There is a Secret in my Soup

(Yeung Chi Gin, 2001)

Avec
Michael Wong Man Tak
Ng Doi Yung
Gabriel Harrison
Timothy Zao
Chan Chiu Chiu
Angela Tong Ying-Ying
Christy Cheung Wing Yin
Chow Ka Yu
Ng Ting
Chan Chung Wai
Ng Sui Ting
Mak Wai Kin
Hui Siu Hung

 

3

L'art ménager érotique

Rien de mieux que le système D

Ne pleure pas, c'est juste le début

Une peluche mosaïquée !

La fameuse rape humaine...

Le secret d'une soupe savoureuse

Tends tes doigts !

Ne pas oublier de vider le corps avant de le cuisiner

 

Toujours à l'affût du moindre événement sordide pour le transformer en une source d'argent facile (The Untold Story) , les réalisateurs de HongKong ne pouvaient pas passer à côté de cette occasion rêvée qui leur a été offerte par un fait divers particulièrement horrible. C'est donc deux films de Catégorie III qui sont sortis en même temps. L'un d'eux est celui dont je vais vous parler, There is a Secret in my Soup.

Rien qu'au titre, on imagine assez bien le genre d'horreurs contenues dans le film.

Cinq individus (trois hommes et deux femmes) séquestrent une jeune fille, Maggie, pour cause de dette impayée. Subissant les pires outagres de ces quatre drogués, elle finit découpée et cuisinée.

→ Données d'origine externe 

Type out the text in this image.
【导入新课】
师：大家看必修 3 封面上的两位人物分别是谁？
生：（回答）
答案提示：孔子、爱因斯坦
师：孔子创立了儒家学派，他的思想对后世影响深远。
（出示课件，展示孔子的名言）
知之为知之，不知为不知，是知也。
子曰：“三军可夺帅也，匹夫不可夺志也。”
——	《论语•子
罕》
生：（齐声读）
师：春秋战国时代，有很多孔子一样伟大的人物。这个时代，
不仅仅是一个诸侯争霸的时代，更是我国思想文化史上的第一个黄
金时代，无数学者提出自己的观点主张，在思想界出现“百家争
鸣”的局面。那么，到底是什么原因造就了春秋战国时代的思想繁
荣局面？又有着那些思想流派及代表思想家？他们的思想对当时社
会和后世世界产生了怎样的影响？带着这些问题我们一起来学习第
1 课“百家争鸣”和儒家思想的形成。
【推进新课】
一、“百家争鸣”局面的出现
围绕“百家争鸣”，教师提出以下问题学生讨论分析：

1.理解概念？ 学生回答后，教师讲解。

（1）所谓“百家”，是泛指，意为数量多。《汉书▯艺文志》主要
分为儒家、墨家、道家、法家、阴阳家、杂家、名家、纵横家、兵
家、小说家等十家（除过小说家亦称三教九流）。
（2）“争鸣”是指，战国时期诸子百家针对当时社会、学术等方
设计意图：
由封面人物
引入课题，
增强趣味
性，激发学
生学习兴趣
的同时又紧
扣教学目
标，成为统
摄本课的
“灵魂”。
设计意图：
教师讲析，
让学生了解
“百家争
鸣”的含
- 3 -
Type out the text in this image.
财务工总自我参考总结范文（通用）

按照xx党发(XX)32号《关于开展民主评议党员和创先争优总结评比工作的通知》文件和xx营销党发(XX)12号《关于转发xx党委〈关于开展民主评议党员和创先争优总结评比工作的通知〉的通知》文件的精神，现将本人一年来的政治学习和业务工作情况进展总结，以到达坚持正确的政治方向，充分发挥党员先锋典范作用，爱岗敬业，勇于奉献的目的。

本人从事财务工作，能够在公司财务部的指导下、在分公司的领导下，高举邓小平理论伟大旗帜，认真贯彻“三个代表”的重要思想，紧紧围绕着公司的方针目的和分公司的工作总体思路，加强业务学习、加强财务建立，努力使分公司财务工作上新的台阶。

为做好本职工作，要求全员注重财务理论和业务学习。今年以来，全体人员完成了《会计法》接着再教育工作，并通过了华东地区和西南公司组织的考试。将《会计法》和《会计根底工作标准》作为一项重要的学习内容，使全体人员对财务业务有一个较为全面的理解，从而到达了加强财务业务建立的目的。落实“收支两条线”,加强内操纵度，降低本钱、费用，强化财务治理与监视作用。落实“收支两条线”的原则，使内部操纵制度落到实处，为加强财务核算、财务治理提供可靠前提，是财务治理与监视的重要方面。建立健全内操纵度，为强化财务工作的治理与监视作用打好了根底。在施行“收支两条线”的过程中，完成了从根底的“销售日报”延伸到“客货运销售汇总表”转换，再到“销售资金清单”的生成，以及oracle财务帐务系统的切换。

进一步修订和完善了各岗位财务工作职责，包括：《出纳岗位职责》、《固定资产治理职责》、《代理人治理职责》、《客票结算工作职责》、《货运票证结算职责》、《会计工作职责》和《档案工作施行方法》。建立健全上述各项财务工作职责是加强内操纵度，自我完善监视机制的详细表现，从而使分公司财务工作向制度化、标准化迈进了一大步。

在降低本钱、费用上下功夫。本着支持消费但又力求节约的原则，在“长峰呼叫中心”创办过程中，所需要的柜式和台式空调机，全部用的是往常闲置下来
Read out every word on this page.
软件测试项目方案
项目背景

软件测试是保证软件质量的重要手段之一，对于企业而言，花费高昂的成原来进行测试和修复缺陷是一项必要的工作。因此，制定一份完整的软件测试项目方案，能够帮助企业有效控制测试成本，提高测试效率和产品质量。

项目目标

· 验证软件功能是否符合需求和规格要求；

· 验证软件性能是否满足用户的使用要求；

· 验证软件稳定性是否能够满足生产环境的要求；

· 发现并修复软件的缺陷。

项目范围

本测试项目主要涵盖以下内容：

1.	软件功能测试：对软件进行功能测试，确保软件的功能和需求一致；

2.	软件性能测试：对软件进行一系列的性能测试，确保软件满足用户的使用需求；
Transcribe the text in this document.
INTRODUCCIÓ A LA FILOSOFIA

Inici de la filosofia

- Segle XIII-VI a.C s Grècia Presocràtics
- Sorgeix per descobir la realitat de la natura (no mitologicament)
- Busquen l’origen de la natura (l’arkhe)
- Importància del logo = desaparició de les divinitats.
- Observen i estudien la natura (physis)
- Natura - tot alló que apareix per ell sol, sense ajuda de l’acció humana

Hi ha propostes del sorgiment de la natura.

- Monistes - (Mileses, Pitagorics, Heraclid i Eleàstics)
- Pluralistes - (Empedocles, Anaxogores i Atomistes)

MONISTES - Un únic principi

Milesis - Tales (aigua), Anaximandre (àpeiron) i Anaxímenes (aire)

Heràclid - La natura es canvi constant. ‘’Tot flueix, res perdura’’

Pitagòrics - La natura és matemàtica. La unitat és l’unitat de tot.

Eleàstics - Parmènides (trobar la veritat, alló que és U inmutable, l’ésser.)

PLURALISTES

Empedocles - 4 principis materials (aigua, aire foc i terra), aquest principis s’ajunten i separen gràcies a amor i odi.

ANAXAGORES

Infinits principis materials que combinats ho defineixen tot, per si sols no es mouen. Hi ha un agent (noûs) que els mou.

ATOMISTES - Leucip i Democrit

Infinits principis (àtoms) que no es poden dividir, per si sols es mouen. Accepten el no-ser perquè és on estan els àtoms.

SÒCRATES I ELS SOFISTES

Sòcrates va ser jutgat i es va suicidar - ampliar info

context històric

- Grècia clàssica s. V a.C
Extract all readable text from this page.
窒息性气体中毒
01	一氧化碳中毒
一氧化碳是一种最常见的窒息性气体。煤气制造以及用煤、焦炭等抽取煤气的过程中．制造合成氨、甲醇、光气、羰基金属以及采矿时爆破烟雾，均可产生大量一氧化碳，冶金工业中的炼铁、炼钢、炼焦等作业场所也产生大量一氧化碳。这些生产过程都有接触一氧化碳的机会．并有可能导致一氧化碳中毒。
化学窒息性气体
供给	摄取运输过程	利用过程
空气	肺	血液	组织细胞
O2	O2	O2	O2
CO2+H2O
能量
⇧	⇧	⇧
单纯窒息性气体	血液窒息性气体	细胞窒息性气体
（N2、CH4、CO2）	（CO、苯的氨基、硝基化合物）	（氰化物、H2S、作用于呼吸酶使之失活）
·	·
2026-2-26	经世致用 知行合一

Autant dire tout de suite que Yeung Chi Gin (réalisateur du plus que moyen China Dolls) ne fait pas dans la finesse. S'inspirant largement de procédés déjà employés dans des films comme Legal Innocence, on découvre peu à peu l'histoire par l'intermédiaire de flashbacks initiés par les confessions des cinq meurtriers (dont le chef est joué par Ng Doi Yung, réalisateur de Jail of No Return et aperçu dans Daughter of Darkness) auprès de l'officier de police joué par Michael Wong (moins crétin que dans Mad Stylist). On commence donc par le découverte du crâne de la victime dans une peluche avant de remonter les événements pour savoir comment cette partie de corps humain est arrivée là.

On ne peut pas reprocher grand chose à Yeung Chi Gin si ce n'est son manque total d'imagination et d'originalité. Principalement dans la manière de filmer. Il se perd même dans une scène érotique interminable (plus de dix minutes !) où le seul intérêt est de voir la corps de la fille parcouru par divers objets (notamment un aspirateur, un clin d'oeil à Exorsister ?). Evidemment, s'il satisfait une partie des spectateurs par ce genre de scènes dénudées, l'amateur de Catégorie III en demande davantage.

Et Yeung Chi Gin lui en donne. La pauvre Maggie subit les pires tortures. Elle est brûlée, frappée violemment à l'aide d'un tabouret ou d'une barre de fer, rapée (à l'aide d'une rape à légumes), humiliée (elle mange des excréments, se fait pisser dessus), réduite à l'état d'animal maltraité. Yeung Chi Gin nous offre également la désormais classique scène d'individus mangeant sans le savoir de la viande humaine (The Untold Story, encore une fois) ainsi que celle (certainement encore plus classique) du découpage d'un corps humain. C'est satisfaisant car suffisamment sordide mais cela reste très convenu.

Peut-être plus intéressant est la description des meurtriers. Ce sont des petites frappes totalement sous l'emprises de drogues et bourrés tous les soirs. S'ils maltraitent Maggie intentionnellement, il la tue par accident. Si la plupart d'entre eux se montrent particulièrement violents (les hommes ainsi qu'une des filles qui se prend vite au jeu de la torture avec un sadisme incroyable), une des filles (Christy Cheung, aperçue dans Spacked Out !) reste totalement passive. Cependant, par peur, elle ne fait rien pour sauver Maggie. Une description du milieu sordide des exclus de la réussite économique qui s'enfoncent dans la drogue et la prostitution.

Enfin, notons tout de même une petite trouvaille sympathique. Durant tout le film, la peluche dans laquelle sera mise la tête de la victime (après qu'elle eût été cuisinée) n'est jamais montrée clairement mais systèmatiquement mosaïquée. Cette astuce émoustille la curiosité et surtout rappelle sans cesse le futur sort de Maggie. C'est bien le seul trait de génie d'un film bien fade. Peut être le secret du film à l'image du secret de la soupe.